In recent years the debate on colonial history in the public sphere in the Netherlands has picked up steam. Mainly in the bigger cities of the Netherlands, there has been an ongoing call to change the street and school names that carry the names of colonialists. Outside the bigger cities people are less occupied with the colonial past of the Netherlands, and have argued that to change the contested street names equals erasing history. What attracted me most, was the lack of historical awareness and knowledge of the colonial past of the Netherlands. Many places, schools and streets in The Hague still carry names related to history of colonialism and slavery. We decided to focus on Jan van Riebeekstraat for the reasons mentioned above and because we knew of the Rhodes Must Fall Movement. This decolonization movement argued for the removal of a statue of Cecil Rhodes and against institutional racism. 

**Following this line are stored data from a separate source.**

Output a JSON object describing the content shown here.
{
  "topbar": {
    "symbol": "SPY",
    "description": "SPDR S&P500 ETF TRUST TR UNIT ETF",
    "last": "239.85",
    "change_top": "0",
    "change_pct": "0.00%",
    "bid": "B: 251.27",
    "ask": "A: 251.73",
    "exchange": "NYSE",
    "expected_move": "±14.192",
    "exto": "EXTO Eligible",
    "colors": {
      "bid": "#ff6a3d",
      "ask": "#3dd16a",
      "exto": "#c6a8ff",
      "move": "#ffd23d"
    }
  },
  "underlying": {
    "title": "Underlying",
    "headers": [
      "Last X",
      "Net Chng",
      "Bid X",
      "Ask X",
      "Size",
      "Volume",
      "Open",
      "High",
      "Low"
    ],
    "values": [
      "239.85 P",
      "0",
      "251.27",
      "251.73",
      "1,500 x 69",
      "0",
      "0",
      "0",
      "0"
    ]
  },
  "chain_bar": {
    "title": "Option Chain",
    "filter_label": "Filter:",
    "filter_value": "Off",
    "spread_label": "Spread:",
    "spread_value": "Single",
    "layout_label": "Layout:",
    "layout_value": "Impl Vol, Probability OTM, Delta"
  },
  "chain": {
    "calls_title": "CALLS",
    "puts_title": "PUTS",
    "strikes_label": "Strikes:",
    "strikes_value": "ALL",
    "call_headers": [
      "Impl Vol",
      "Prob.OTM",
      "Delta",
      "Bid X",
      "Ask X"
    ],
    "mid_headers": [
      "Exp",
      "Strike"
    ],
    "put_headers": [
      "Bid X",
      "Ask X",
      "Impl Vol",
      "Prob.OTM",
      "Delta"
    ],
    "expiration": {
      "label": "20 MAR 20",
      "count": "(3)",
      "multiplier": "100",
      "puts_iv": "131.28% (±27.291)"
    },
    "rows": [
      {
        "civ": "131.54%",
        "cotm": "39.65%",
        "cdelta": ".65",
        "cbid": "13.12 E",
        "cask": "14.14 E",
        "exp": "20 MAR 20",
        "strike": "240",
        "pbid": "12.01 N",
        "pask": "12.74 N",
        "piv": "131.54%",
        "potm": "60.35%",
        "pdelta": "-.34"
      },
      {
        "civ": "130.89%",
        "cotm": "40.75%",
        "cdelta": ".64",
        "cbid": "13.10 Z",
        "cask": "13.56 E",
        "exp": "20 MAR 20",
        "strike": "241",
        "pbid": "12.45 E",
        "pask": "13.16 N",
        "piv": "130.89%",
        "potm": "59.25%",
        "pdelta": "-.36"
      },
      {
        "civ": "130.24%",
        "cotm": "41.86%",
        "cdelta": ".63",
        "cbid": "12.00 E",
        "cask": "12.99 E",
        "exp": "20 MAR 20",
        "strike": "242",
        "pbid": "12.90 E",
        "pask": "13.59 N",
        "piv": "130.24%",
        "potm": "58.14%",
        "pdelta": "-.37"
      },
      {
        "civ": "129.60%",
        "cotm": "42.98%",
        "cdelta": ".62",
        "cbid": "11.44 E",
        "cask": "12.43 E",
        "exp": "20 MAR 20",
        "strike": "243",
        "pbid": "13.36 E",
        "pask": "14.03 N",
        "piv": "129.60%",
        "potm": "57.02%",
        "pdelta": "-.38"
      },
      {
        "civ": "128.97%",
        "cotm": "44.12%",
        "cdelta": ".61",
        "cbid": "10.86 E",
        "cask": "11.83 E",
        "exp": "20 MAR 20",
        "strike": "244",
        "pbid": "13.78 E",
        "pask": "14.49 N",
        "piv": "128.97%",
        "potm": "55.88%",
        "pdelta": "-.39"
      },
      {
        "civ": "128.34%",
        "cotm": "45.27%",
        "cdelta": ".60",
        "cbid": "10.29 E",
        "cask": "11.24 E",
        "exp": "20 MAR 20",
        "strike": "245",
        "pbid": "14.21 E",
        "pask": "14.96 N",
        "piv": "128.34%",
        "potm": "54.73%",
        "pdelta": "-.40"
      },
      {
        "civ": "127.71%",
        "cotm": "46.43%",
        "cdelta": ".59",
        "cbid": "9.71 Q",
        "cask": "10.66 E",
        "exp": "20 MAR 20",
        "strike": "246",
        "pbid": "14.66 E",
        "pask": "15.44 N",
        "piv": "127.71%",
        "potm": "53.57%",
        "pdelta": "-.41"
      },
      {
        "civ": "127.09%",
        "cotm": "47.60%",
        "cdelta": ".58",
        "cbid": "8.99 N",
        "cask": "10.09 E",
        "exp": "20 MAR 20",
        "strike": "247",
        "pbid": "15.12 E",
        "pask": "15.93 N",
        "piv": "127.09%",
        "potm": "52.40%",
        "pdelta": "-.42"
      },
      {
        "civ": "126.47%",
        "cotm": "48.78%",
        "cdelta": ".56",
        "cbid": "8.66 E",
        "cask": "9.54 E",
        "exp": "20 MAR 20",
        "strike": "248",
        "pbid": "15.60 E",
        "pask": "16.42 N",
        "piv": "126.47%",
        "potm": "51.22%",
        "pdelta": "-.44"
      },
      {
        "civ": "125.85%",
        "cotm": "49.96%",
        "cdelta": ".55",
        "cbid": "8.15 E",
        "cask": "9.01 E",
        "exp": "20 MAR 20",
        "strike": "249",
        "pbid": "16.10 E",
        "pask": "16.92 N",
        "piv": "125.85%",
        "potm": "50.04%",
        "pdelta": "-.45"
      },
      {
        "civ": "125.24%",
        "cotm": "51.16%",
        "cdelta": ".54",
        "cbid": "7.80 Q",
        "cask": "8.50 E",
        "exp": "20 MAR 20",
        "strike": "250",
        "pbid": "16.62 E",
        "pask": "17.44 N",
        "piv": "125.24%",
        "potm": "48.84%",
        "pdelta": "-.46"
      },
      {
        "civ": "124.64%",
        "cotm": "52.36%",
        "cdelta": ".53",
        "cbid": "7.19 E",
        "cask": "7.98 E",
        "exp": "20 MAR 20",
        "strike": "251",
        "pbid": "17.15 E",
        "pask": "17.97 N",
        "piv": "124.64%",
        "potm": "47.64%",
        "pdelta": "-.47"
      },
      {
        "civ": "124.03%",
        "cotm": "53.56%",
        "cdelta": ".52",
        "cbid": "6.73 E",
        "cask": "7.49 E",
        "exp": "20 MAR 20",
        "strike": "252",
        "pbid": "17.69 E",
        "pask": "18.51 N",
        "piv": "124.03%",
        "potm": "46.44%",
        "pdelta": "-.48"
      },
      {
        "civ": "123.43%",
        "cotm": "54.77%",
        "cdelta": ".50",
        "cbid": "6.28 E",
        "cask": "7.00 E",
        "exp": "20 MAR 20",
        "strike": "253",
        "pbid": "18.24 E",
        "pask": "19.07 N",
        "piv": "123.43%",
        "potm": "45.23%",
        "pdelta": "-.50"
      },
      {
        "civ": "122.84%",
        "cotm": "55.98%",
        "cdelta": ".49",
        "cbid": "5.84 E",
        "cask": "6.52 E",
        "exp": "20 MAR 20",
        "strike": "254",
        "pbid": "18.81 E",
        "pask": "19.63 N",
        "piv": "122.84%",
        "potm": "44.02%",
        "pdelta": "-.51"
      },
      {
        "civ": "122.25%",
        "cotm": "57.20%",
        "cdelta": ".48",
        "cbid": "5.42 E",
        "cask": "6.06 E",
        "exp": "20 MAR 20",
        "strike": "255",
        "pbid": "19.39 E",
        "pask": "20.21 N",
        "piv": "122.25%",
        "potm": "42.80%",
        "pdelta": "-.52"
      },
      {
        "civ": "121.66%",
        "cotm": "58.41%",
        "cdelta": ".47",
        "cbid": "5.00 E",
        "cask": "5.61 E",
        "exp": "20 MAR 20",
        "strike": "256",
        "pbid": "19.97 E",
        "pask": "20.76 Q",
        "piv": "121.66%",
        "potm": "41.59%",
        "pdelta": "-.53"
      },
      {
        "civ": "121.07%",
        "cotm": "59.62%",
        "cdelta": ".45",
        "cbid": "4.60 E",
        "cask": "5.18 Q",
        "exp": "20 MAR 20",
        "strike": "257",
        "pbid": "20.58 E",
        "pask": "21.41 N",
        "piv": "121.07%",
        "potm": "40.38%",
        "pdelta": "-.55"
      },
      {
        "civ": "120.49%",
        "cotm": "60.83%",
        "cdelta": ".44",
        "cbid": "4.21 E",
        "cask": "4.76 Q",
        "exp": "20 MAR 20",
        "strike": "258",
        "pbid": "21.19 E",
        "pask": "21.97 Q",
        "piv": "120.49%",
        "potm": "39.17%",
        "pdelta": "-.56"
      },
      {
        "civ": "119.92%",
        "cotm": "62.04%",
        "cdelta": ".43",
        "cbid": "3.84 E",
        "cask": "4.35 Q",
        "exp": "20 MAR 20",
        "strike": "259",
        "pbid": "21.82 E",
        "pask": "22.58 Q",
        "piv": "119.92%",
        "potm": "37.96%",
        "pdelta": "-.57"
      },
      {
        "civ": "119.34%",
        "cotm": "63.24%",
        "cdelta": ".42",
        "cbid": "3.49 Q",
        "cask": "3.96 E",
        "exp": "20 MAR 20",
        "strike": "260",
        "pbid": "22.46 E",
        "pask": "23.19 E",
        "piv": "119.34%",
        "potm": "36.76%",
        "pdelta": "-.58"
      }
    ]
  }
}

The lack of a debate in the Netherlands and the widespread attention that the Rhodes Must Fall Movement enjoyed, motivated us to not only look at the historical aspect of the person Jan van Riebeeck but also to look at collective memory and the differences between the Netherlands and South-Africa. Therefore the research questions were formulated as follows; who was the historical figure of Jan van Riebeeck? Why is there a street named after him? And lastly, how was he imagined in the collective memory of the Netherlands and South-Africa? To answer these questions, we decided to conduct interviews. Since we were dealing with memory and a controversial as well as sensitive topic, interviews were most suited to not only delve in to the historical aspects, but also to highlight tacit perspectives, thoughts, opinions on, and understandings of, Jan van Riebeeck.

Originally, the Afrikaner community celebrated Jan van Riebeeck as they saw him as the founding father of their nation. This was done through the annual celebration of Jan van Riebeecksday, later Foundersday, on the 6th of April. During the British reign of South-Africa, the British wanted to strengthen the relationship with the Afrikaner communities and Jan van Riebeeck becomes an important figure head for white nationalism in South-Africa. This becomes especially clear, when taking an in-depth look at the Jan van Riebeeck statue, that is still standing to this day in Capetown. The statue was payed for by the infamous Cecil Rhodes and placed there on May 18, 1899. It is presumed to be standing exactly on the spot where Jan van Riebeeck arrived on 1652. Functioning as a the founding father of the South-African state and symbol of white nationalism, he also appears on stamps and money (see picture 2).

Just like in South-Africa, the Netherlands is creating its own national history in the second half of the 19th century. Feeling pressured by both France and the newly created German state, the Netherlands are searching for ways to project their power. The colonies prove a viable way to emphasize that the Netherlands is not a small country, to the contrary, it is an large nation with overseas assets. Also the First and Second Boer War, 1880-1881 and respectively 1899-1902, showed how ‘small’ nations could fight of larger foreign enemies. Both developments lead to a popular obsession with South-Africa. As a result, Jan van Riebeeck becomes an important figure head in the Netherlands, to emphasize the historical and contemporary connections with the Afrikaner population. At the end of the 19th and beginning of 20th century, there is also a new emphasis on the history of South-Africa and several historical publications manifest this trend.

The street name fits in the nationalistic narrative of ‘Groot Nederland’, popular at the end of the 19th century. The Hague then becomes the capital of a colonial empire and the neighborhood where the Jan van Riebeekstraat is created to accommodate colonial administrators. Interestingly, the street does not show any signs of this history, as it was bombed during the Second World War and now largely consists of social housing. Only the street name reminds us of this forgotten part of Dutch history.